Inflammatory reactions on the skin and tongue
Disorders in the functioning of the heart
Numbness and tingling in the extremities
Nausea and loss of appetite
Irritability and nervousness
Excessively greasy or dry skin, as well as blemishes in the dermis
Loss of or brittle hair, dullness of the hair or dandruff
Hallucinations, fatigue and depression
Lack of coordination
Taking biotin is advisable in the following cases:
During pregnancy and lactation
When using antibiotic treatments over a long period of time
If you suffer from persistent diarrhea
When consuming excessive alcohol or nicotine
If you have genetic defects that can cause a shortage of biotin
When following a special diet or with an unbalanced diet
For high performance sports
When you have acne
Situations involving hair loss
In cases of intravenous nutrition
What food contains biotin?
Biotin is found in many food products. This vitamin is present in vegetables. It is contained in proteins in foods of animal origin and is released through digestion.
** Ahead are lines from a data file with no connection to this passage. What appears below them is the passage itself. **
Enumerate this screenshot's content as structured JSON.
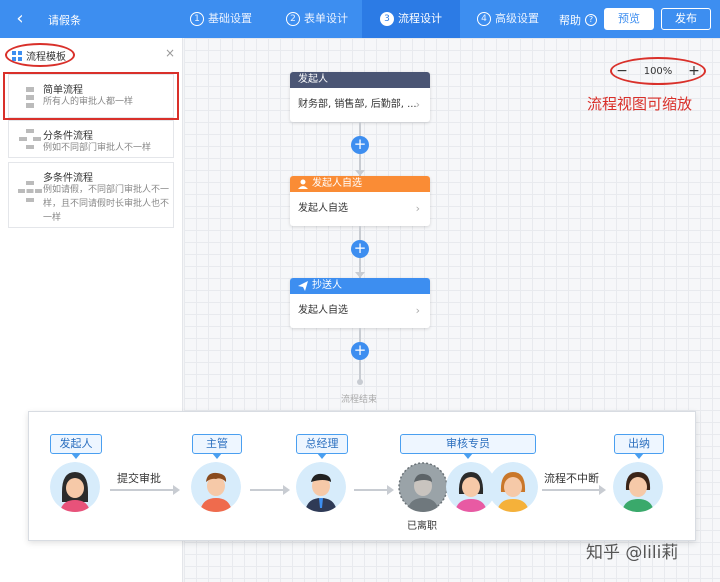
{
  "topbar": {
    "back_icon": "chevron-left-icon",
    "app_title": "请假条",
    "steps": [
      {
        "num": "1",
        "label": "基础设置"
      },
      {
        "num": "2",
        "label": "表单设计"
      },
      {
        "num": "3",
        "label": "流程设计"
      },
      {
        "num": "4",
        "label": "高级设置"
      }
    ],
    "help_label": "帮助",
    "help_icon": "?",
    "preview_label": "预览",
    "publish_label": "发布",
    "color": "#3d8ef0"
  },
  "sidebar": {
    "title": "流程模板",
    "close": "×",
    "templates": [
      {
        "name": "简单流程",
        "desc": "所有人的审批人都一样"
      },
      {
        "name": "分条件流程",
        "desc": "例如不同部门审批人不一样"
      },
      {
        "name": "多条件流程",
        "desc": "例如请假，不同部门审批人不一样，且不同请假时长审批人也不一样"
      }
    ]
  },
  "canvas": {
    "zoom": {
      "minus": "−",
      "value": "100%",
      "plus": "+"
    },
    "zoom_hint": "流程视图可缩放",
    "nodes": [
      {
        "title": "发起人",
        "body": "财务部, 销售部, 后勤部, ...",
        "color": "#4a5574"
      },
      {
        "title": "发起人自选",
        "body": "发起人自选",
        "color": "#fa8c35"
      },
      {
        "title": "抄送人",
        "body": "发起人自选",
        "color": "#3d8ef0"
      }
    ],
    "chevron": "›",
    "add": "+",
    "end_label": "流程结束"
  },
  "illustration": {
    "roles": [
      "发起人",
      "主管",
      "总经理",
      "审核专员",
      "出纳"
    ],
    "submit_label": "提交审批",
    "continue_label": "流程不中断",
    "left_label": "已离职"
  },
  "watermark": "知乎 @lili莉"
}
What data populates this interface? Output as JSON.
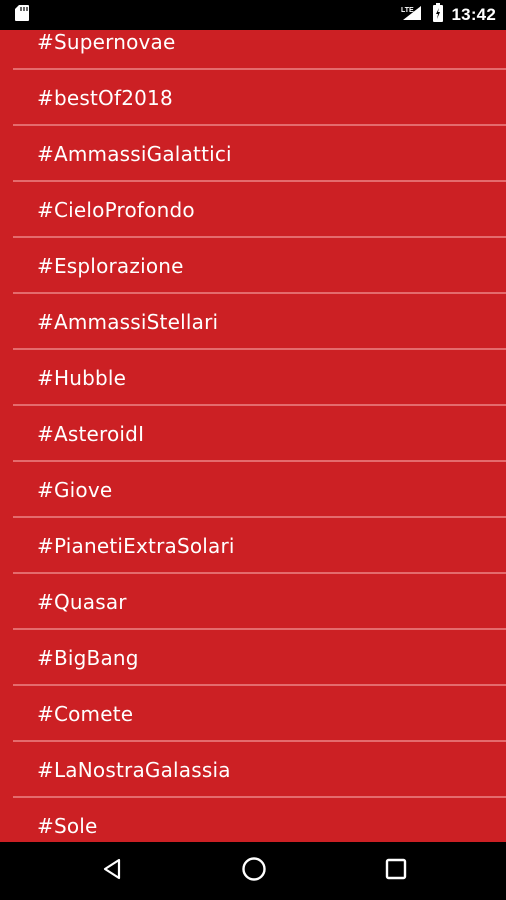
{
  "status_bar": {
    "time": "13:42",
    "network": "LTE",
    "icons": [
      "app-notification-icon",
      "signal-icon",
      "battery-icon"
    ]
  },
  "hashtags": [
    "#Supernovae",
    "#bestOf2018",
    "#AmmassiGalattici",
    "#CieloProfondo",
    "#Esplorazione",
    "#AmmassiStellari",
    "#Hubble",
    "#AsteroidI",
    "#Giove",
    "#PianetiExtraSolari",
    "#Quasar",
    "#BigBang",
    "#Comete",
    "#LaNostraGalassia",
    "#Sole"
  ],
  "nav_bar": {
    "buttons": [
      "back-icon",
      "home-icon",
      "recents-icon"
    ]
  },
  "colors": {
    "background": "#cc2024",
    "divider": "#e46b6d",
    "text": "#ffffff",
    "system_bars": "#000000"
  }
}
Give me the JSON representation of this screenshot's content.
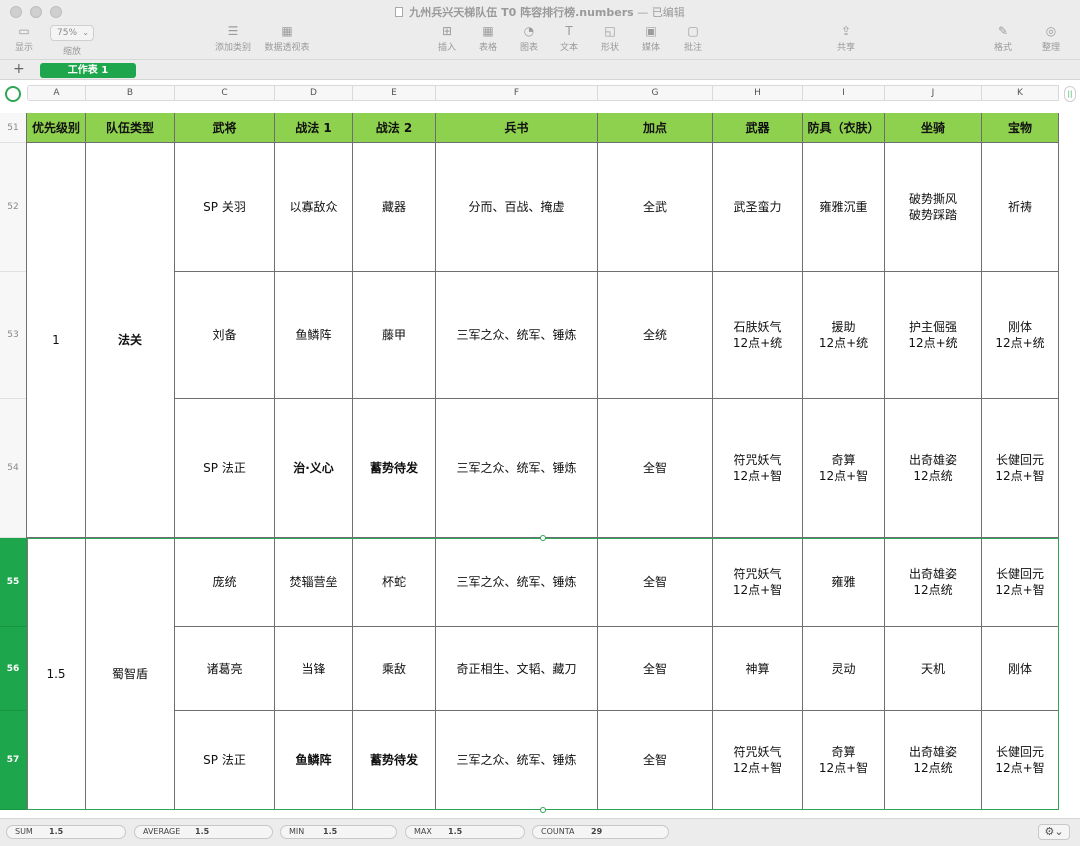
{
  "window": {
    "title": "九州兵兴天梯队伍 T0 阵容排行榜.numbers",
    "edited": "— 已编辑"
  },
  "toolbar": {
    "view": "显示",
    "zoom_value": "75%",
    "zoom_label": "缩放",
    "add_category": "添加类别",
    "pivot_table": "数据透视表",
    "insert": "插入",
    "table": "表格",
    "chart": "图表",
    "text": "文本",
    "shape": "形状",
    "media": "媒体",
    "comment": "批注",
    "share": "共享",
    "format": "格式",
    "organize": "整理"
  },
  "sheet_tabs": {
    "add": "+",
    "active": "工作表 1"
  },
  "columns": [
    "A",
    "B",
    "C",
    "D",
    "E",
    "F",
    "G",
    "H",
    "I",
    "J",
    "K"
  ],
  "rows": [
    {
      "num": "51",
      "selected": false
    },
    {
      "num": "52",
      "selected": false
    },
    {
      "num": "53",
      "selected": false
    },
    {
      "num": "54",
      "selected": false
    },
    {
      "num": "55",
      "selected": true
    },
    {
      "num": "56",
      "selected": true
    },
    {
      "num": "57",
      "selected": true
    }
  ],
  "table": {
    "headers": [
      "优先级别",
      "队伍类型",
      "武将",
      "战法 1",
      "战法 2",
      "兵书",
      "加点",
      "武器",
      "防具（衣肤）",
      "坐骑",
      "宝物"
    ],
    "groups": [
      {
        "priority": "1",
        "team_type": "法关"
      },
      {
        "priority": "1.5",
        "team_type": "蜀智盾"
      }
    ],
    "body": [
      [
        "SP 关羽",
        "以寡敌众",
        "藏器",
        "分而、百战、掩虚",
        "全武",
        "武圣蛮力",
        "雍雅沉重",
        "破势撕风\n破势踩踏",
        "祈祷"
      ],
      [
        "刘备",
        "鱼鳞阵",
        "藤甲",
        "三军之众、统军、锤炼",
        "全统",
        "石肤妖气\n12点+统",
        "援助\n12点+统",
        "护主倔强\n12点+统",
        "刚体\n12点+统"
      ],
      [
        "SP 法正",
        "治·义心",
        "蓄势待发",
        "三军之众、统军、锤炼",
        "全智",
        "符咒妖气\n12点+智",
        "奇算\n12点+智",
        "出奇雄姿\n12点统",
        "长健回元\n12点+智"
      ],
      [
        "庞统",
        "焚辎营垒",
        "杯蛇",
        "三军之众、统军、锤炼",
        "全智",
        "符咒妖气\n12点+智",
        "雍雅",
        "出奇雄姿\n12点统",
        "长健回元\n12点+智"
      ],
      [
        "诸葛亮",
        "当锋",
        "乘敌",
        "奇正相生、文韬、藏刀",
        "全智",
        "神算",
        "灵动",
        "天机",
        "刚体"
      ],
      [
        "SP 法正",
        "鱼鳞阵",
        "蓄势待发",
        "三军之众、统军、锤炼",
        "全智",
        "符咒妖气\n12点+智",
        "奇算\n12点+智",
        "出奇雄姿\n12点统",
        "长健回元\n12点+智"
      ]
    ]
  },
  "status": {
    "sum_label": "SUM",
    "sum": "1.5",
    "avg_label": "AVERAGE",
    "avg": "1.5",
    "min_label": "MIN",
    "min": "1.5",
    "max_label": "MAX",
    "max": "1.5",
    "counta_label": "COUNTA",
    "counta": "29"
  },
  "colors": {
    "header_green": "#8ed14e",
    "accent_green": "#1ea64c"
  }
}
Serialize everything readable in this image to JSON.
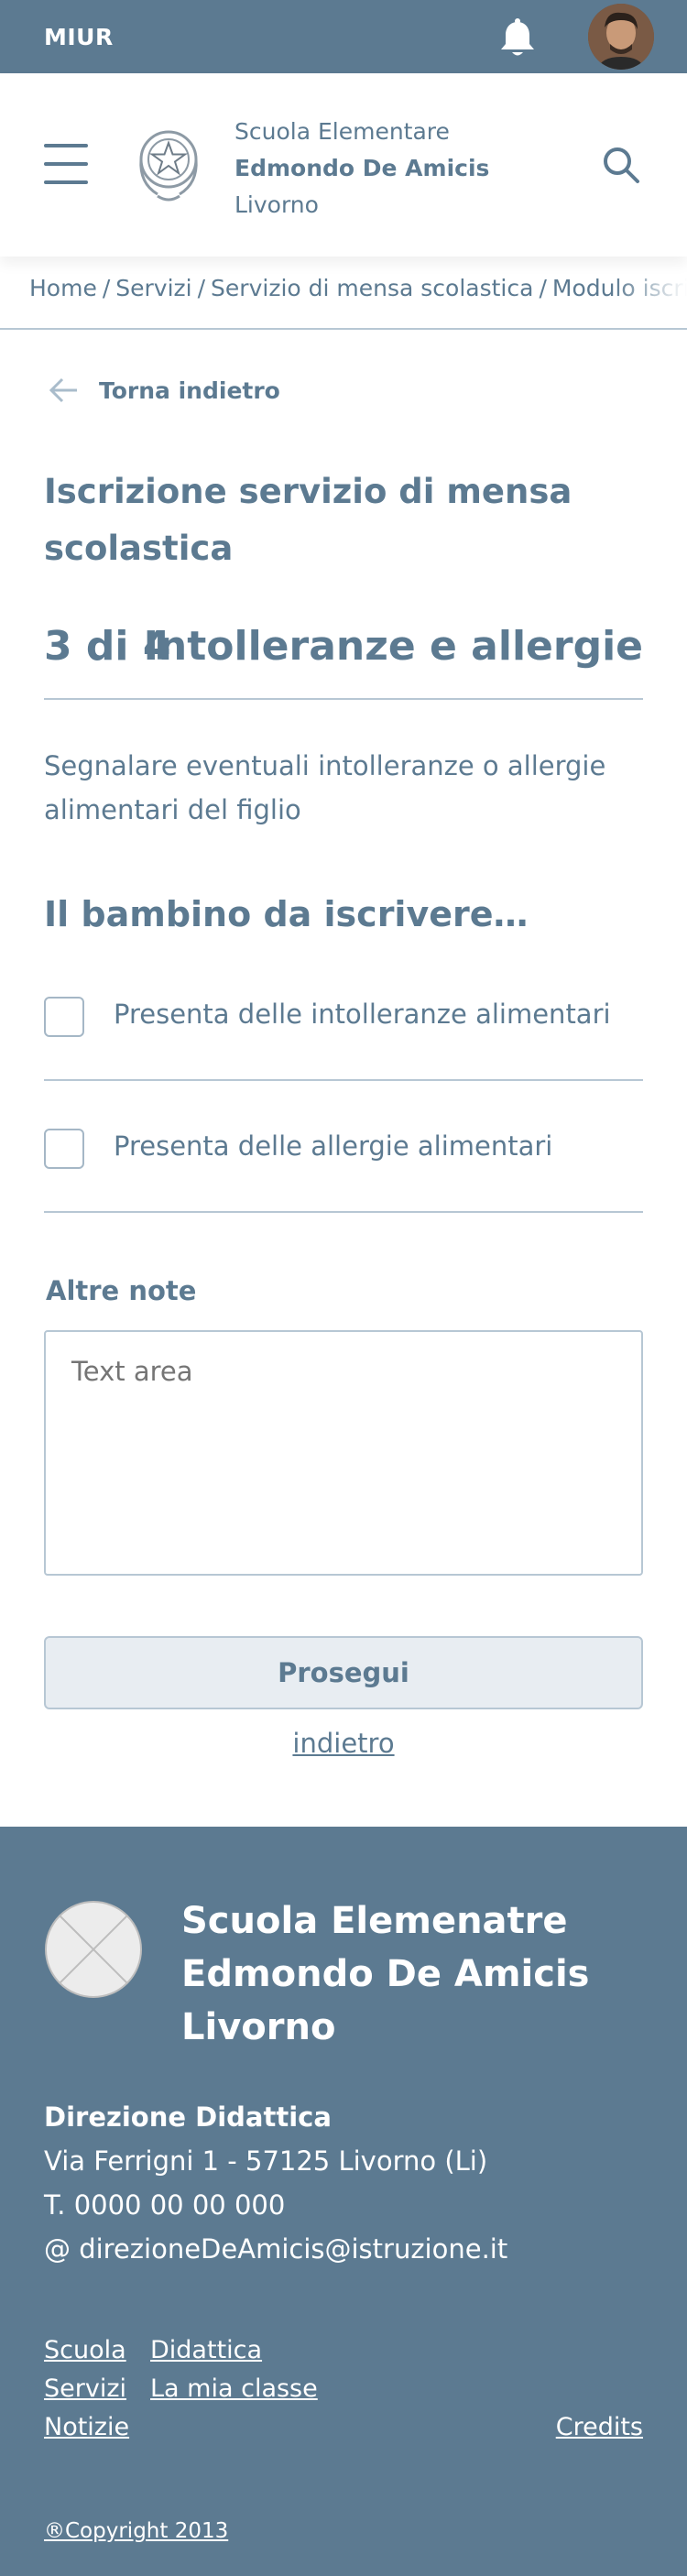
{
  "topbar": {
    "brand": "MIUR",
    "icons": [
      "bell-icon",
      "avatar"
    ]
  },
  "header": {
    "school_line1": "Scuola Elementare",
    "school_name": "Edmondo De Amicis",
    "school_city": "Livorno"
  },
  "breadcrumb": [
    "Home",
    "/",
    "Servizi",
    "/",
    "Servizio di mensa scolastica",
    "/",
    "Modulo iscrizione"
  ],
  "back_label": "Torna indietro",
  "page_title": "Iscrizione servizio di mensa scolastica",
  "step": {
    "number": "3 di 4",
    "name": "Intolleranze e allergie"
  },
  "description": "Segnalare eventuali intolleranze o allergie alimentari del figlio",
  "subtitle": "Il bambino da iscrivere…",
  "checkboxes": [
    {
      "label": "Presenta delle intolleranze alimentari",
      "checked": false
    },
    {
      "label": "Presenta delle allergie alimentari",
      "checked": false
    }
  ],
  "notes": {
    "label": "Altre note",
    "placeholder": "Text area",
    "value": ""
  },
  "continue_label": "Prosegui",
  "back_link": "indietro",
  "footer": {
    "school_name_1": "Scuola Elemenatre",
    "school_name_2": "Edmondo De Amicis",
    "school_name_3": "Livorno",
    "section_title": "Direzione Didattica",
    "address": "Via Ferrigni 1 - 57125 Livorno (Li)",
    "phone": "T. 0000 00 00 000",
    "email": "@ direzioneDeAmicis@istruzione.it",
    "links": [
      "Scuola",
      "Didattica",
      "Servizi",
      "La mia classe",
      "Notizie",
      "Credits"
    ],
    "copyright": "®Copyright 2013"
  },
  "colors": {
    "primary": "#5c7a91",
    "border": "#b7c7d4",
    "button_bg": "#e8edf2"
  }
}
The best natural sources of biotin are:
Meats and liver
Some dried fruits (walnuts, almonds...)
Some fruits (banana, grape, watermelon or strawberry)
Although eggs are one of the main sources of biotin, we should make it clear that it is not advisable to consume raw eggs, since they act to prevent the assimilation of biotin.
Avidin, the active ingredient of egg white cannot be mixed with biotin, as it prevents its absorption in the intestine. Therefore it is not recommendable to eat raw eggs too often since it can cause a biotin deficiency.
Tip: Be sure to consume sufficient biotin if you eat a lot of sweets, drink alcohol or take antibiotics. In these cases it is likely that your intestinal flora cannot produce enough biotin.
Biotin consumption and application
To prevent a biotin shortage you can take a dietary supplement in the form of capsules or tablets. In order to prevent a deficiency of this vitamin a dose of 30-60 microgrammes per day is usually recommended.
Experts recommend taking some 2,000 to 5,000 mcg of biotin daily for several months as a treatment for healthy and beautiful skin, hair and nails.
Who is biotin particularly important for?
Pregnant women and infants
People who have damaged their intestinal flora
For those taking certain medications, such as antibiotics over a long period of time
Individuals suffering from a biotin deficiency for genetic reasons
Those who consume too much alcohol or nicotine
For those looking for strong and healthy hair and nails
How much biotin to take – recommended dosage:
Biotin 100 mcg per day: minimum recommended dietary intake of this vitamin for optimum health
5000 mcg of biotin per day: the amount of biotin that can be safely consumed between dietary supplements and food
What the experts say about biotin:
1. Biotin helps to repair brittle nails and stimulates hair growth
A clinical study has shown that biotin is involved in the growth of hair (and therefore has an important role in avoiding its loss), the dermis, and nails. Taking biotin for several months increases the thickness and strength of these structures by up to twenty-five percent.
2. Biotin deficiency biotin during pregnancy
Several clinical studies have shown that, at least one-third of pregnant women have a biotin deficiency. Investigations have found evidence that even a slight biotin deficiency can cause defects in the foetus. Therefore, it is advisable to take biotin supplements during pregnancy.